Душе угодно общение вживую, она – антрополог. С ее подачи я мнил себя психологом, интересен был один вид человека – современный. Современный – это состояние души, состояние ума, насколько они богаты. Именно богатство определяет их независимость от возраста и от пола. Современный человек не имеет возраста, потому как живет сейчас.

 

А сейчас на часах без пятнадцати осень и это немного гложет. В отношениях существует четыре времени года: влюбленность, любовь, привязанность, зависимость.

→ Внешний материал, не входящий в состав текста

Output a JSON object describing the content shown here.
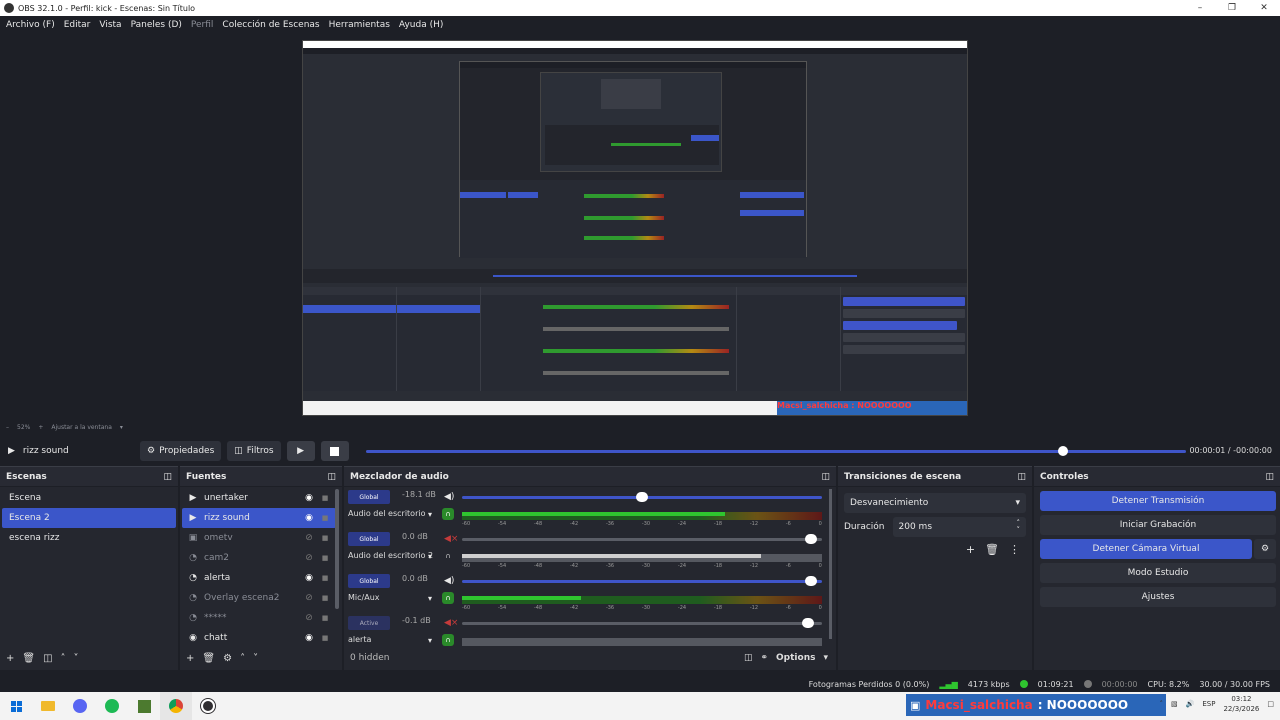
{
  "window": {
    "title": "OBS 32.1.0 - Perfil: kick - Escenas: Sin Título"
  },
  "menu": [
    {
      "label": "Archivo (F)",
      "dim": false
    },
    {
      "label": "Editar",
      "dim": false
    },
    {
      "label": "Vista",
      "dim": false
    },
    {
      "label": "Paneles (D)",
      "dim": false
    },
    {
      "label": "Perfil",
      "dim": true
    },
    {
      "label": "Colección de Escenas",
      "dim": false
    },
    {
      "label": "Herramientas",
      "dim": false
    },
    {
      "label": "Ayuda (H)",
      "dim": false
    }
  ],
  "preview": {
    "nested_ticker": "Macsi_salchicha : NOOOOOOO",
    "zoom": "52%",
    "fit_label": "Ajustar a la ventana"
  },
  "toolbar": {
    "source_name": "rizz sound",
    "properties_label": "Propiedades",
    "filters_label": "Filtros",
    "seek_fraction": 0.85,
    "time_current": "00:00:01",
    "time_separator": "/",
    "time_remaining": "-00:00:00"
  },
  "scenes": {
    "title": "Escenas",
    "items": [
      {
        "label": "Escena",
        "selected": false
      },
      {
        "label": "Escena 2",
        "selected": true
      },
      {
        "label": "escena rizz",
        "selected": false
      }
    ]
  },
  "sources": {
    "title": "Fuentes",
    "items": [
      {
        "label": "unertaker",
        "icon": "play-icon",
        "visible": true,
        "selected": false
      },
      {
        "label": "rizz sound",
        "icon": "play-icon",
        "visible": true,
        "selected": true
      },
      {
        "label": "ometv",
        "icon": "window-capture-icon",
        "visible": false,
        "selected": false
      },
      {
        "label": "cam2",
        "icon": "browser-icon",
        "visible": false,
        "selected": false
      },
      {
        "label": "alerta",
        "icon": "browser-icon",
        "visible": true,
        "selected": false
      },
      {
        "label": "Overlay escena2",
        "icon": "browser-icon",
        "visible": false,
        "selected": false
      },
      {
        "label": "*****",
        "icon": "browser-icon",
        "visible": false,
        "selected": false
      },
      {
        "label": "chatt",
        "icon": "camera-icon",
        "visible": true,
        "selected": false
      }
    ]
  },
  "mixer": {
    "title": "Mezclador de audio",
    "hidden_label": "0 hidden",
    "options_label": "Options",
    "ticks": [
      "-60",
      "-54",
      "-48",
      "-42",
      "-36",
      "-30",
      "-24",
      "-18",
      "-12",
      "-6",
      "0"
    ],
    "channels": [
      {
        "tag": "Global",
        "db": "-18.1 dB",
        "name": "Audio del escritorio",
        "muted": false,
        "monitor": true,
        "vol": 0.5,
        "level": 0.73,
        "grey": false
      },
      {
        "tag": "Global",
        "db": "0.0 dB",
        "name": "Audio del escritorio 2",
        "muted": true,
        "monitor": false,
        "vol": 0.97,
        "level": 0.83,
        "grey": true
      },
      {
        "tag": "Global",
        "db": "0.0 dB",
        "name": "Mic/Aux",
        "muted": false,
        "monitor": true,
        "vol": 0.97,
        "level": 0.33,
        "grey": false
      },
      {
        "tag": "Active",
        "db": "-0.1 dB",
        "name": "alerta",
        "muted": true,
        "monitor": true,
        "vol": 0.96,
        "level": 0.0,
        "grey": true
      }
    ]
  },
  "transitions": {
    "title": "Transiciones de escena",
    "selected": "Desvanecimiento",
    "duration_label": "Duración",
    "duration_value": "200 ms"
  },
  "controls": {
    "title": "Controles",
    "stop_stream": "Detener Transmisión",
    "start_record": "Iniciar Grabación",
    "stop_virtualcam": "Detener Cámara Virtual",
    "studio_mode": "Modo Estudio",
    "settings": "Ajustes"
  },
  "status": {
    "dropped": "Fotogramas Perdidos 0 (0.0%)",
    "bitrate": "4173 kbps",
    "stream_time": "01:09:21",
    "rec_time": "00:00:00",
    "cpu": "CPU: 8.2%",
    "fps": "30.00 / 30.00 FPS"
  },
  "taskbar": {
    "ticker_user": "Macsi_salchicha",
    "ticker_msg": ": NOOOOOOO",
    "lang": "ESP",
    "time": "03:12",
    "date": "22/3/2026"
  },
  "colors": {
    "accent": "#3b56c9",
    "bg": "#1d1f26",
    "panel": "#25272f",
    "ticker": "#2a66b8",
    "ticker_user": "#ff3b3b"
  }
}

Первые два, как весна и лето, там и надо оставаться как можно дольше, иначе потом придется доставать из кладовки теплые вещи. Женщина должна быть нежна, это лучшее, что она может подарить мужчине. Он себе этого никогда не подарит. В мире много вещей, которые вызывают привыкание: наркотики, алкоголь, сигареты, Интернет, видеоигры, татуировки, эмоции, секс, даже работа. Но самая дурацкая из моих зависимостей – жена. Куда я без нее. А самая главная – жизнь. Без нее тоже никуда. Привяжешься к ней и пиши пропало. А писать, значит стать писателем. А Фортуна не хочет, чтобы я был писателем, потому что, как всякий творец, начну ее писать, выпускать в свет ее не выспавшихся бабочек и остроумных тараканов. Я понимаю ее сомнения, если книга выйдет в печать, то печать высушит насекомых. От них останутся только чучела в рамках. Таких я видел как-то на кухне у своих друзей. Под этой стеной они каждое утро пили чай, обедали и ужинали. Странное ощущение, когда ты начинаешь видеть все недостатки, все лапки, все усы давно минувших тараканов и бабочек. С другой стороны – есть о чем поговорить, поспорить, поругаться и, главное, помолчать.

Моя жена называет меня красивым, в такие минуты мне кажется – она мне льстит. Но когда она называет меня уродом, я тоже не верю.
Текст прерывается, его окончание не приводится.